A gas fee is an additional fee charged by a blockchain network for the use of computational resources.
Ethereum (ETH) is currently the largest network for NFTs, but there are other networks such as Flow (FLOW), Cardano (ADA) and Solana (SOL).
However, each blockchain that supports NFT projects has its own strengths and weaknesses.
Some networks also charge a gas fee for NFT creation. Among NFT-supporting cryptocurrencies, Solana gas prices are relatively low compared to most other cryptocurrencies.
When creating an NFT, the user should also check the network’s gas price.
How to purchase NFTs
Once an NFT is created, it is generally freely manageable by the user. Users can list their NFTs on the marketplace of their choice, exchange them with someone else, or transfer them for free.
Some NFT marketplaces, such as Nifty Gateway and NBA Top Shot, accept credit cards for NFT payments. However, many other NFT marketplaces may require cryptocurrencies for purchases.
However, any platform requires a crypto wallet to start purchasing NFTs.
A crypto wallet is where NFT keys are stored once NFTs are purchased. These wallets can be stored online or offline. Offline storage is generally recommended as it is considered more secure.
Once an NFT is created, purchased from the marketplace, or transferred by the NFT’s current owner, it will appear in your wallet.
When buying an NFT, it’s important to remember that “you’re buying a token ID to where that token is actually stored,” says Georgiades.
Of course, if your NFT is a work of art, you can print a physical copy of it or save a digital image of it, but the NFT you own is just a token ID. Unless the contract states ownership, we do not own any rights to the images or the original images themselves.
What is the value of NFTs
Like many things in this world, the value of NFTs is in the eye of the beholder.
This does not mean that NFTs cannot sell at high prices. For example, in addition to his $91.8 million price tag for “The Merge,” Beeple’s “Everydays: The First 5000 Days” fetched his $69.5 million at auction.
“Value extends from authentication and uniqueness,” says Ozair.
But not all NFTs come with a hefty price tag. Some are valued at less than $1. According to CryptoSlam data, his NFT sales of $647 million in July 2022 had an average price of $115.15.
As with paintings, the market itself determines the final value. Obviously, not all paintings will sell for his $1 million, but some believe some are worth it. So they are willing to pay the price.
Of course, NFTs don’t have to be art. There are also sports NFTs that include digital variations of trading cards and highlight reels. For example, a picture of LeBron James taken by Kimanio Keala sold for $21.6 million of him. The MLB Champions blockchain-based baseball game sold for $21.3 million, and a card signed by World Boxing Council (WBC) middleweight champion Jermall Charlo sold for $19.1 million.
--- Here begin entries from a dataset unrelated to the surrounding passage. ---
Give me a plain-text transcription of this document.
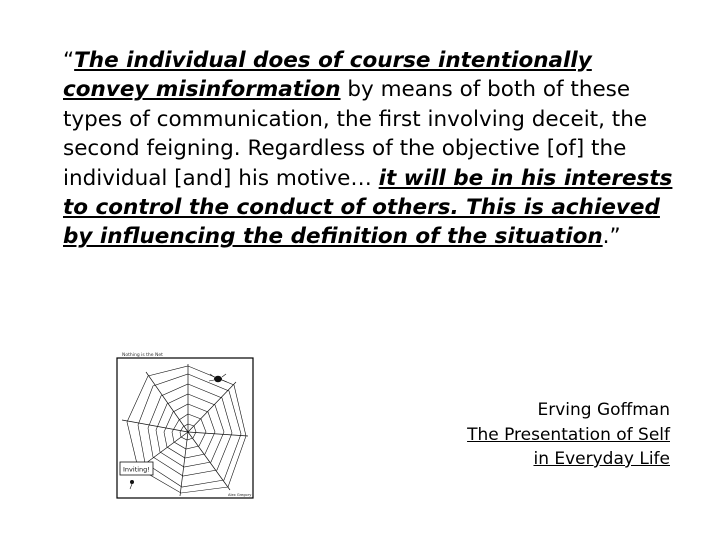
“The individual does of course intentionally convey misinformation by means of both of these types of communication, the first involving deceit, the second feigning. Regardless of the objective [of] the individual [and] his motive… it will be in his interests to control the conduct of others. This is achieved by influencing the definition of the situation.”

Nothing is the Net
Inviting!
Alex Gregory
Erving Goffman
The Presentation of Self
in Everyday Life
The virtual land, which is the space of the metaverse, can also be sold as an NFT. However, after millions of dollars in purchases were made in 2021-2022, the value of virtual land is reported to have fallen by more than 66%.
However, in the metaverse, NFTs can also include accessories for a user’s virtual avatar, such as images and clothing, said Jerry Eitel, honorary partner and chief metaverse officer at global accounting firm Prager Metis. .
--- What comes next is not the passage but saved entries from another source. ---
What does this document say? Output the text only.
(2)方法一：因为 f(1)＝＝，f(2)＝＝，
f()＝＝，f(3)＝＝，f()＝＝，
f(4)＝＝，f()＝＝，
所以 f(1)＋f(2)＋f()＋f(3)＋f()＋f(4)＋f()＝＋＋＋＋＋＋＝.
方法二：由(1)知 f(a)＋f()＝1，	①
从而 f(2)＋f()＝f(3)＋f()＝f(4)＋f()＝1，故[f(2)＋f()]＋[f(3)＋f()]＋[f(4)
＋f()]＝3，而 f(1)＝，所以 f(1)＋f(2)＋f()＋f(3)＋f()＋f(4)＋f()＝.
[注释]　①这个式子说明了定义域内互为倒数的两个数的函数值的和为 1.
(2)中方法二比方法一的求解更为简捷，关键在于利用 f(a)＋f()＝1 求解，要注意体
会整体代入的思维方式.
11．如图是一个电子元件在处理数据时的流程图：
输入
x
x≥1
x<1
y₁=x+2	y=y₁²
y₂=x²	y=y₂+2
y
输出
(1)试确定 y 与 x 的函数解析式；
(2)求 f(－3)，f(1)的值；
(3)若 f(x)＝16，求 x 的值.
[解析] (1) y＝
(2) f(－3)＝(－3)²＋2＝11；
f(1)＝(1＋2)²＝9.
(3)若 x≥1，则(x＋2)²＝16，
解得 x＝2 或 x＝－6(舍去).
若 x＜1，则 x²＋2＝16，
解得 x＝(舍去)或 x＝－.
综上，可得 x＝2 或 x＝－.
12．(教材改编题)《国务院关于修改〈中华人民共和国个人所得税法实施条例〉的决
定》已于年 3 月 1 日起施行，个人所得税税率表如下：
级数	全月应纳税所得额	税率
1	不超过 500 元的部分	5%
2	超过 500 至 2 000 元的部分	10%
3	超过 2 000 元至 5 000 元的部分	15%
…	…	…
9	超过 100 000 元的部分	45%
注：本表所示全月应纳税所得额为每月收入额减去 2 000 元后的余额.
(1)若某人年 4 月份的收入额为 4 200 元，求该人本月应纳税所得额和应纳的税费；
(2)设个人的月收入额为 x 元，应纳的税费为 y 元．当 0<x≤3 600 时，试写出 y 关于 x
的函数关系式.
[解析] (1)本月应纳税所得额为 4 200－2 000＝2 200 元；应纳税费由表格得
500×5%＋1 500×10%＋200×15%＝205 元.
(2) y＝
As the world becomes more and more digital, NFTs can even represent deeds to physical property, user medical records, proof of ownership, or proof of attendance. These things may not be easily transferable from one owner to another, but each may occupy its own space on the blockchain.
Of course, buying NFTs is different than buying stock or putting cash into an FDIC-protected account.
There is no guarantee that NFT prices will increase. This means that an investor needs to take the time to understand what they are buying when buying an NFT and what the value of his NFT will be.